Using Agile principles of iterative releases, key members of the CIO’s staff remained closely engaged throughout the project – a crucial element of success. In addition to creating a smooth workflow between teams, this sped up knowledge transfer, ensured the organization applied best practices, and empowered staff to sustain the enterprise architecture long beyond the engagement.
North Highland leveraged its extensive expertise in the public sector to partner with the county from ideation to delivery, meeting the target release date and setting the county up for long-term success. The team’s Agile approach delivered results consistently throughout the three-month engagement in order to rapidly address the county’s top IT priorities. The internal team was empowered with quick wins during the course of the project, boosting morale and engagement among the staff.

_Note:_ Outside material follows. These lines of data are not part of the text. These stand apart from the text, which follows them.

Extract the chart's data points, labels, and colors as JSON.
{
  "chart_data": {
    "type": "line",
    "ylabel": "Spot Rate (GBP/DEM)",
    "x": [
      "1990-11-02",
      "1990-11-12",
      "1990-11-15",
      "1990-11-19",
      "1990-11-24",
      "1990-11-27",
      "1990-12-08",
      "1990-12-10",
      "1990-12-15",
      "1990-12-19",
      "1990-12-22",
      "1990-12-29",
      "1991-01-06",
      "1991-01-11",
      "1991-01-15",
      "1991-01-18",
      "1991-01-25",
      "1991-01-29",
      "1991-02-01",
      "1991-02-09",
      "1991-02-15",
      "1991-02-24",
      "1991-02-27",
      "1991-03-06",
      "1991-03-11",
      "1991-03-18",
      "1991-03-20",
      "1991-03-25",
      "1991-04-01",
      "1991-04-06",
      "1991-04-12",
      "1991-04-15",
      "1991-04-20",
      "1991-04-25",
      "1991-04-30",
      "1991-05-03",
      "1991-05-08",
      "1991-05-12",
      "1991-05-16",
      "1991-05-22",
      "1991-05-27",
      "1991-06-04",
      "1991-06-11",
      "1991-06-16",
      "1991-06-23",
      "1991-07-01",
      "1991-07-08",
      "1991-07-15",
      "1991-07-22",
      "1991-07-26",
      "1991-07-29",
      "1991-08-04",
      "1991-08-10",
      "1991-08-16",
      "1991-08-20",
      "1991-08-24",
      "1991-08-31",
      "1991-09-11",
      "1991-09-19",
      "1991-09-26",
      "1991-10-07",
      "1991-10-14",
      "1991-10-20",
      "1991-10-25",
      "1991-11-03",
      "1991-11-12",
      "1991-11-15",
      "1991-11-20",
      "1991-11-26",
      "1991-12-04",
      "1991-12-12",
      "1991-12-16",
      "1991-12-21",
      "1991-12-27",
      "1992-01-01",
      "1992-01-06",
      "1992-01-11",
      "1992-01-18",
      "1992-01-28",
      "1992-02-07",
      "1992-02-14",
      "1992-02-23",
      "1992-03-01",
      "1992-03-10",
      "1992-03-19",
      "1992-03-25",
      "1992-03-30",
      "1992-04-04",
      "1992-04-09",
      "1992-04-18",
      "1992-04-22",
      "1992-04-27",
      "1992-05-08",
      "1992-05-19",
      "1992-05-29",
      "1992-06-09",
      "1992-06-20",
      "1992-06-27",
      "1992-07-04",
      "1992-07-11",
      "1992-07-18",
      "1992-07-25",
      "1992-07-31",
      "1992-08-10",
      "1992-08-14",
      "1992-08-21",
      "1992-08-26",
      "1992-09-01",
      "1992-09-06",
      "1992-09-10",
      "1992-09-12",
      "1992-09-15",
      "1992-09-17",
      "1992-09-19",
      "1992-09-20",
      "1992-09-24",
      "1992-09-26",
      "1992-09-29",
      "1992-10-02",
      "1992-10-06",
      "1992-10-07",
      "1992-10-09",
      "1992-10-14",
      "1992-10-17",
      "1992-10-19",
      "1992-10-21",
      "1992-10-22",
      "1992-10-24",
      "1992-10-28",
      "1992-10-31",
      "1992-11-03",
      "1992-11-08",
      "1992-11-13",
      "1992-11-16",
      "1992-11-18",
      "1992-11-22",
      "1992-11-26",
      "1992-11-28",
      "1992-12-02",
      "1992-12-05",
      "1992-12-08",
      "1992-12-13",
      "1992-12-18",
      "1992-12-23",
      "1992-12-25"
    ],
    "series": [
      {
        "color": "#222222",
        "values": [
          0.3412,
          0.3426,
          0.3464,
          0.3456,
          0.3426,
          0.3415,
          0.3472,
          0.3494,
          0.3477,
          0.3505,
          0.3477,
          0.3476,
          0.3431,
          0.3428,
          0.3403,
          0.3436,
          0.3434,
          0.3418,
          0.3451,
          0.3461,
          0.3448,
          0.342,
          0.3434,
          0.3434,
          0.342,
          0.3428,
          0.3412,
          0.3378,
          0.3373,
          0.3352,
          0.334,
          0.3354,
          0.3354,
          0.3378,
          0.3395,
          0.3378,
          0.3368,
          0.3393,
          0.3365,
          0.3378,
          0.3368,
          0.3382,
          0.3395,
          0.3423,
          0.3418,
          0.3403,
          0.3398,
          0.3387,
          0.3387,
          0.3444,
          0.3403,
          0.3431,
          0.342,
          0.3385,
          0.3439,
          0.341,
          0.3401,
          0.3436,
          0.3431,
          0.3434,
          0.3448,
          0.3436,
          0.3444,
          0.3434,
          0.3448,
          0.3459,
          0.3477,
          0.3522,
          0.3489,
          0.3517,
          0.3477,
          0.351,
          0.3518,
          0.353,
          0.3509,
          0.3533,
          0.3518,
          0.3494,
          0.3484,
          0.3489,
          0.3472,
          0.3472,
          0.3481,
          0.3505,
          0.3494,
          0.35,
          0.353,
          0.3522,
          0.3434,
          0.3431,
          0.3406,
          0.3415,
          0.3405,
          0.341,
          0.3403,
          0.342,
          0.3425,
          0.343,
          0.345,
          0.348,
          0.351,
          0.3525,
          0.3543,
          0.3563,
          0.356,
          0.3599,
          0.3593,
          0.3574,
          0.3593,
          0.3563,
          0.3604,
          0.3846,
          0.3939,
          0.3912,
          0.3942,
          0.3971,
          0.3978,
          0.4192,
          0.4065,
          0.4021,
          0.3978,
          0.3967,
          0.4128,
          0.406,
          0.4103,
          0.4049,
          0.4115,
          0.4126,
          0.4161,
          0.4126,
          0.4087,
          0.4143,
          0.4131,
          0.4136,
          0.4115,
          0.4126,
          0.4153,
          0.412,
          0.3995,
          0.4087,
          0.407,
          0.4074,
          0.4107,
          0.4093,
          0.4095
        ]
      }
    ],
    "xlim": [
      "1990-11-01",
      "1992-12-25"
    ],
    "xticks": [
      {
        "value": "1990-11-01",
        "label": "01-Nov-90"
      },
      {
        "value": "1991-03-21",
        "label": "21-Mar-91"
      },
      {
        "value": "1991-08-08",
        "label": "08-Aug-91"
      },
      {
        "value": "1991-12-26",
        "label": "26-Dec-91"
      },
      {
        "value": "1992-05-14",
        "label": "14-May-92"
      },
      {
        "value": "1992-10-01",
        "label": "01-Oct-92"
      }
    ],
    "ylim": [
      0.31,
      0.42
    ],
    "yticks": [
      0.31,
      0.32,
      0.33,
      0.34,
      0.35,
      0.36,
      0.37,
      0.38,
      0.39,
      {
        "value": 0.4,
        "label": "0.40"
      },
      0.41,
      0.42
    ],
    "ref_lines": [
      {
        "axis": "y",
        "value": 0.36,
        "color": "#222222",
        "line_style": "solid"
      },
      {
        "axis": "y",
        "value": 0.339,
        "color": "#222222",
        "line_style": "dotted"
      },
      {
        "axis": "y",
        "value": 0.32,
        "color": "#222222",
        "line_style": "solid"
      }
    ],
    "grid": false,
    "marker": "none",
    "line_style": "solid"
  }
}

The new business capability model developed by the North Highland team successfully united the department’s previously disjointed applications and architecture and outlined a clear path to success beyond the engagement. The county’s business and IT leaders bought in on the approach, signaling a positive shift in the organization’s culture toward collaboration and openness.
The new business capability model developed by the North Highland team successfully united the department’s previously disjointed applications and architecture and outlined a clear path to success beyond the engagement.
North Highland also assisted the county in the implementation of a call center to seamlessly handle all permit requests, which significantly improved community satisfaction levels. Designed and implemented based on the new technology architecture developed by North Highland, the centralized call center serves as a proof point for a new approach to engaging county business units and the IT organization. Launched in January 2016 the new call center has been well received by the community.
The county’s leadership recognizes a bright future for the technology investments. The engagement with North Highland demonstrated a strong link between a clear and well-designed technology architecture and the impact that it makes on delivering high value services to internal stakeholders and citizens alike. Armed with the long-term strategic roadmap developed by North Highland, the CIO is now equipped to make a compelling business case for continued investment in the county’s IT department.